The 70 cards are made of transparent plastic and there seems to be a bit of an oily film on them that makes them look a bit cloudy. Wiping these down is going to take a minute. The white cotton reading cloth is folded in the box and I pressed it flat to minimize the distraction of the fold marks. For the review of this deck I started with the guidebook first. That’s right, before I looked at the cards I wanted to get a sense of what I should expect and how I might best work with this oracle.
The guidebook is divided by chapters.
Chapter One: What is the Transparent Oracle?
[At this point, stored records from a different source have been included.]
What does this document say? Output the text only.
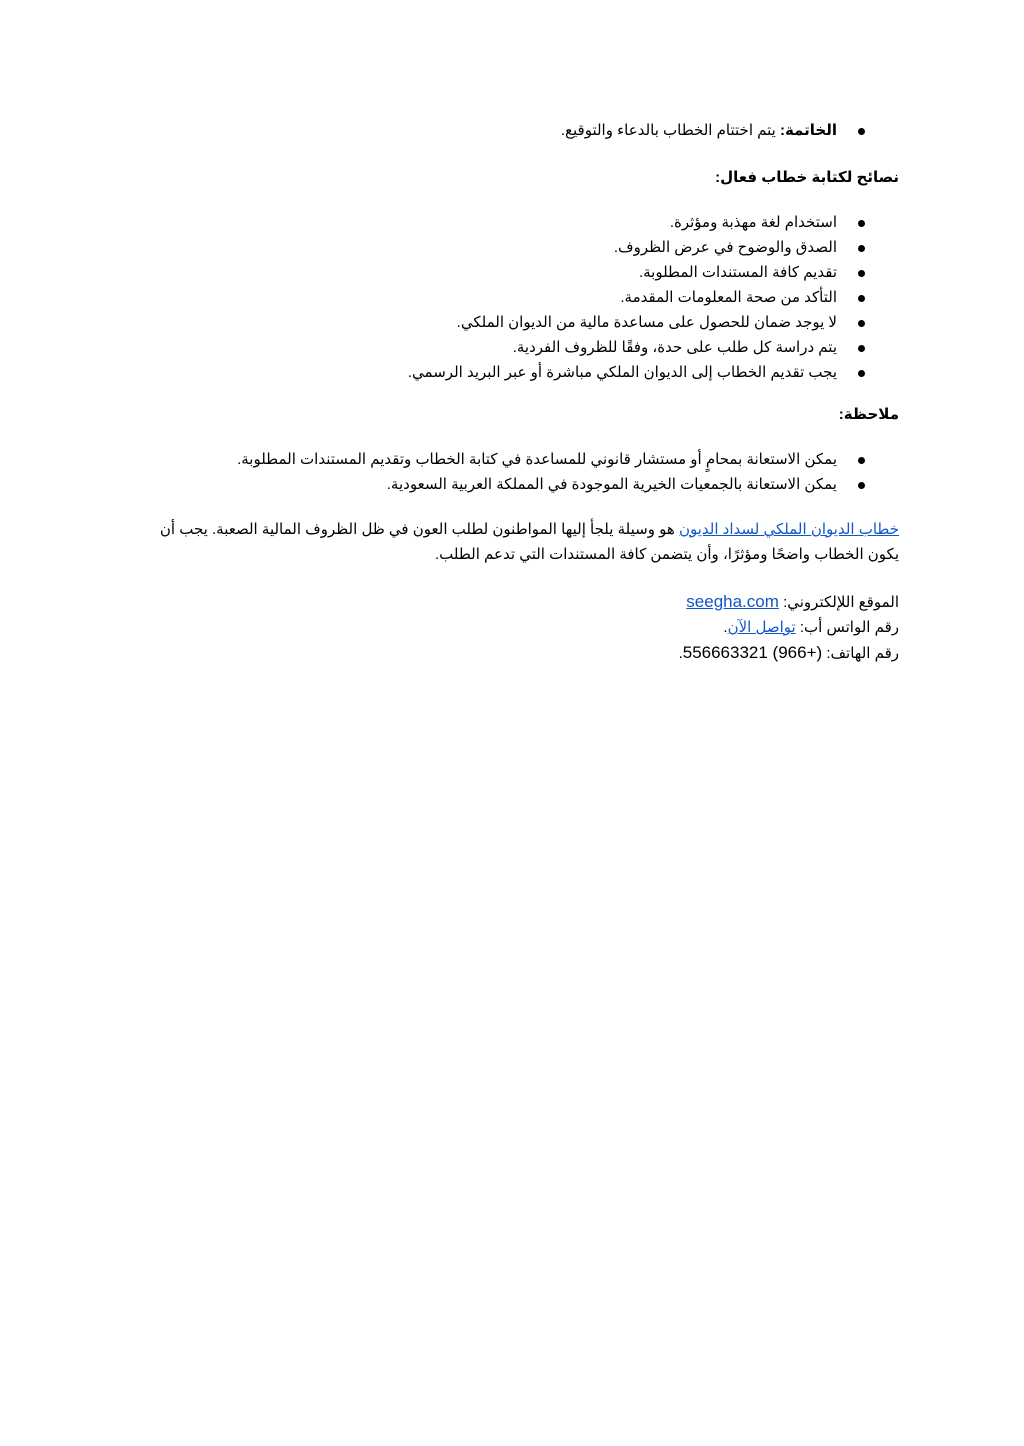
الخاتمة: يتم اختتام الخطاب بالدعاء والتوقيع.

نصائح لكتابة خطاب فعال:

استخدام لغة مهذبة ومؤثرة.
الصدق والوضوح في عرض الظروف.
تقديم كافة المستندات المطلوبة.
التأكد من صحة المعلومات المقدمة.
لا يوجد ضمان للحصول على مساعدة مالية من الديوان الملكي.
يتم دراسة كل طلب على حدة، وفقًا للظروف الفردية.
يجب تقديم الخطاب إلى الديوان الملكي مباشرة أو عبر البريد الرسمي.

ملاحظة:

يمكن الاستعانة بمحامٍ أو مستشار قانوني للمساعدة في كتابة الخطاب وتقديم المستندات المطلوبة.
يمكن الاستعانة بالجمعيات الخيرية الموجودة في المملكة العربية السعودية.

خطاب الديوان الملكي لسداد الديون هو وسيلة يلجأ إليها المواطنون لطلب العون في ظل الظروف المالية الصعبة. يجب أن يكون الخطاب واضحًا ومؤثرًا، وأن يتضمن كافة المستندات التي تدعم الطلب.

الموقع اللإلكتروني: seegha.com
رقم الواتس أب: تواصل الآن.
رقم الهاتف: 556663321 (966+).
Chapter Two: Card Meanings
Chapter Three Using the Cards
Chapter Four: Overlays (Spreads)
The deck is inspired by the Seven Directions: North, South, East, West, Above, Below and Within. These concepts are explained in detail in the card descriptions.
The Care of the Cards section offers tips on reading and caring for the cards as well as a suggestion to try reading on a light box to make the cards really come alive-makes me wish I had a light box! There is mention in the guidebook of the oily feel of the cards and Emily recommends wiping them with a damp cloth or you can wash them in soap and water-just make sure to dry them completely.
As I glance at card meanings I’m realizing this is really a whole new set of symbols that I’m not used to working with. The card meanings are set up in the guidebook with East first, then South, then West, then North, then Above, then Below and finally Within. There’s a small section to take notes at the end of each of the directions. The guidebook gives you keywords and then the extended meaning of each card. The guidebook suggests using three cards to begin learning to read with. There are tips on how to form your question while shuffling. Although there are guidelines provided in the guidebook, ultimately each of us will need to find our own unique way of reading these cards. I don’t think there is a right or wrong way when it comes to divination.
It took me some time to get all of the cards unstuck and wiped down. There’s a bit of an oily residue on each card. My next challenge was how to shuffle round cards; I ended up placing all of the cards on a card table and mixing them about. This truly is a whole different way of doing things. I get the feeling that these cards really do offer a look beyond the ordinary and by spending time with this system and learning to interpret the symbols we could have infinite views into understanding the relationship between this world and “other” worlds. It’s fascinating for sure.
I would love to see some videos on YouTube of people working with this deck-so far I haven’t found any. Let’s take a look at some of the symbols and meanings that this deck uses.
“East: EAST is the direction of the dawn, of new beginnings and fresh ideas, hence that is where the deck begins. This direction corresponds with the element of Air, and this with knowledge, intellectual matters and thoughts.”
- Weather: Wind
- Element: Air
- Time of Day: Dawn
- Landscape: Mountains
- Guide: Butterfly
- Guide: Blackbird
- Guide: Eagle
- Guide: Wren
- Elemental: Sylph
Each of the Seven Directions: North, South, East, West, Above, Below and Within are laid out in the book in this same way. This review has proved tricky to get any good images to go along with it…transparent and shiny surfaces with symbols don’t always translate well in a photo. I’ve done my best to capture the essence of how a layout could look.
I would say if you like the challenge of learning a new system of reading this deck is for you. It’s unique and it definitely has much to offer as a way to get deep meaning.
Review by Mary Nale
NOTE: The images make the cards appear to be yellowish-they are not yellow at all but, truly clear and transparent.